La belle et bonne langue, le culte des idées pures, paraissent barbares, arriérés, pédants à la grande masse des agités de notre vie contemporaine ; pour étudier les lois, les mœurs, les problèmes d'aujourd'hui, il ne nous est plus permis de vivre sur les sommets et, à moins d'abdiquer l'espérance de défendre et de faire triompher ce qui nous semble bon, il nous faut consentir à pénétrer dans les dessous des temps nouveaux. L'influence du médiocre et du vulgaire menace de nous submerger : notre devoir est de ne négliger, de ne dédaigner l'analyse d'aucun problème de crainte que notre ignorance nous prive des armes nécessaires pour en amener la meilleure solution.

C'est ainsi, Messieurs, que plusieurs de nos travaux et de nos discussions à coup sûr, je n'en excepte pas les miens! ont présenté parfois une allure quelque peu audacieuse.
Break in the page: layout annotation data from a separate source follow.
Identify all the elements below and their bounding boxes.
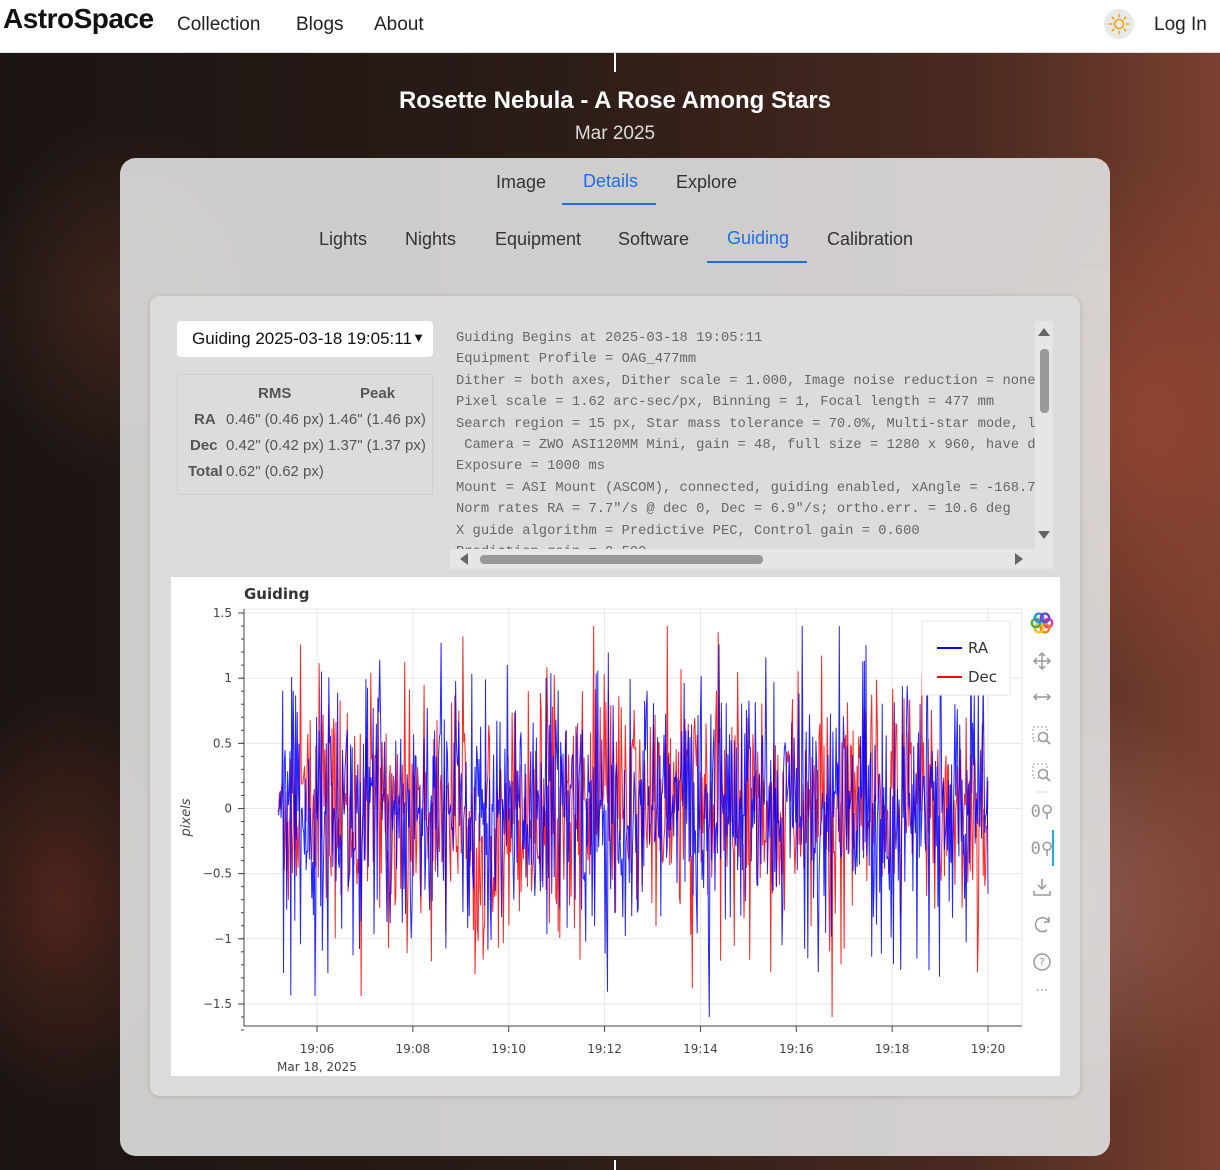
guiding-log-text: Guiding Begins at 2025-03-18 19:05:11 Eq… (456, 331, 1036, 560)
stats-row-label: Dec (190, 437, 218, 454)
tab-details[interactable]: Details (583, 171, 638, 192)
tab-image[interactable]: Image (496, 172, 546, 193)
brand-logo[interactable]: AstroSpace (3, 3, 154, 35)
log-vertical-scroll-thumb[interactable] (1040, 349, 1049, 413)
tab-equipment[interactable]: Equipment (495, 229, 581, 250)
nav-link-collection[interactable]: Collection (177, 14, 260, 36)
stats-header-rms: RMS (258, 385, 292, 402)
help-icon[interactable]: ? (1033, 953, 1051, 971)
guiding-chart[interactable]: Guiding 1.5 1 0.5 0 −0.5 −1 −1.5 19:06 19:08 19:10… (171, 577, 1060, 1076)
stats-row-label: RA (194, 411, 216, 428)
stats-ra-rms: 0.46" (0.46 px) (226, 411, 324, 428)
dropdown-arrow-icon: ▼ (412, 330, 425, 345)
xpan-icon[interactable] (1032, 693, 1052, 701)
detail-tabs: Lights Nights Equipment Software Guiding… (120, 206, 1110, 265)
divider-line-bottom (614, 1160, 616, 1170)
nav-link-about[interactable]: About (374, 14, 424, 36)
bokeh-logo-icon[interactable] (1030, 612, 1054, 634)
tab-guiding-underline (707, 261, 807, 263)
y-tick-label: 0 (224, 801, 232, 815)
tab-details-underline (562, 203, 656, 205)
more-icon[interactable]: ··· (1036, 984, 1048, 999)
chart-title: Guiding (244, 585, 309, 603)
x-tick-label: 19:08 (396, 1042, 431, 1056)
sun-icon (1108, 13, 1130, 35)
tab-calibration[interactable]: Calibration (827, 229, 913, 250)
tab-nights[interactable]: Nights (405, 229, 456, 250)
x-tick-label: 19:10 (491, 1042, 526, 1056)
log-horizontal-scroll-thumb[interactable] (480, 555, 763, 564)
scroll-left-icon[interactable] (460, 553, 468, 565)
save-icon[interactable] (1033, 879, 1051, 896)
stats-header-peak: Peak (360, 385, 396, 402)
divider-line-top (614, 53, 616, 72)
box-zoom-icon[interactable] (1032, 726, 1051, 745)
scroll-down-icon[interactable] (1038, 531, 1050, 539)
tab-guiding[interactable]: Guiding (727, 228, 789, 249)
guiding-stats-table: RMS Peak RA 0.46" (0.46 px) 1.46" (1.46 … (177, 374, 433, 495)
pan-icon[interactable] (1032, 651, 1052, 671)
x-tick-label: 19:16 (779, 1042, 814, 1056)
svg-text:0⚲: 0⚲ (1031, 839, 1054, 859)
stats-row-label: Total (188, 463, 223, 480)
x-tick-label: 19:12 (587, 1042, 622, 1056)
tab-software[interactable]: Software (618, 229, 689, 250)
reset-icon[interactable] (1034, 916, 1050, 933)
page-date: Mar 2025 (574, 123, 656, 144)
page-title: Rosette Nebula - A Rose Among Stars (398, 87, 832, 114)
legend-label-dec: Dec (968, 668, 997, 686)
y-tick-label: 0.5 (213, 736, 232, 750)
stats-total-rms: 0.62" (0.62 px) (226, 463, 324, 480)
guiding-session-select[interactable]: Guiding 2025-03-18 19:05:11 ▼ (177, 321, 433, 357)
svg-text:0⚲: 0⚲ (1031, 802, 1054, 822)
y-tick-label: −1 (214, 932, 232, 946)
y-tick-label: 1.5 (213, 606, 232, 620)
scroll-up-icon[interactable] (1038, 328, 1050, 336)
wheel-zoom-x-icon[interactable]: 0⚲ (1031, 830, 1054, 866)
y-tick-label: −0.5 (203, 867, 232, 881)
top-navbar: AstroSpace Collection Blogs About Log In (0, 0, 1220, 53)
stats-ra-peak: 1.46" (1.46 px) (328, 411, 426, 428)
x-tick-label: 19:18 (875, 1042, 910, 1056)
stats-dec-rms: 0.42" (0.42 px) (226, 437, 324, 454)
guiding-session-value: Guiding 2025-03-18 19:05:11 (192, 329, 412, 348)
login-link[interactable]: Log In (1154, 14, 1207, 36)
tab-lights[interactable]: Lights (319, 229, 367, 250)
y-tick-label: 1 (224, 671, 232, 685)
svg-text:···: ··· (1036, 984, 1048, 999)
x-date-label: Mar 18, 2025 (277, 1060, 357, 1074)
x-tick-label: 19:20 (971, 1042, 1006, 1056)
x-tick-label: 19:14 (683, 1042, 718, 1056)
guiding-log-viewer[interactable]: Guiding Begins at 2025-03-18 19:05:11 Eq… (450, 321, 1053, 569)
guiding-chart-svg: Guiding 1.5 1 0.5 0 −0.5 −1 −1.5 19:06 19:08 19:10… (179, 585, 1054, 1074)
theme-toggle-button[interactable] (1104, 9, 1134, 39)
y-tick-label: −1.5 (203, 997, 232, 1011)
svg-text:?: ? (1039, 956, 1045, 969)
scroll-right-icon[interactable] (1015, 553, 1023, 565)
wheel-zoom-icon[interactable]: 0⚲ (1031, 802, 1054, 822)
y-axis-label: pixels (179, 798, 194, 837)
stats-dec-peak: 1.37" (1.37 px) (328, 437, 426, 454)
x-tick-label: 19:06 (300, 1042, 335, 1056)
main-tabs: Image Details Explore (120, 158, 1110, 207)
legend-label-ra: RA (968, 639, 989, 657)
zoom-in-icon[interactable] (1032, 763, 1051, 782)
tab-explore[interactable]: Explore (676, 172, 737, 193)
nav-link-blogs[interactable]: Blogs (296, 14, 344, 36)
Mais qu'y faire? Nous ne sommes pas gens à nous effaroucher des idées et des mots, car les unes et les autres ont la plus rassurante des sauvegardes: le sentiment du respect et de la tolérance réciproques et la conscience de n'être réunis que pour l'étude du bien et de l'utile.

Je vous ai retenus trop longtemps, mes chers col

lègues. Permettez que je finisse en vous donnant le salut de bienvenue et que je vous demande à tous, membres du Bureau, des Commissions, prosateurs et poètes, historiens, romanciers, économistes, juristes, archéologues, dramaturges, hommes de science et hommes de lettres, de continuer à apporter à notre Société votre plus actif concours et à votre Président votre plus bienveillant appui.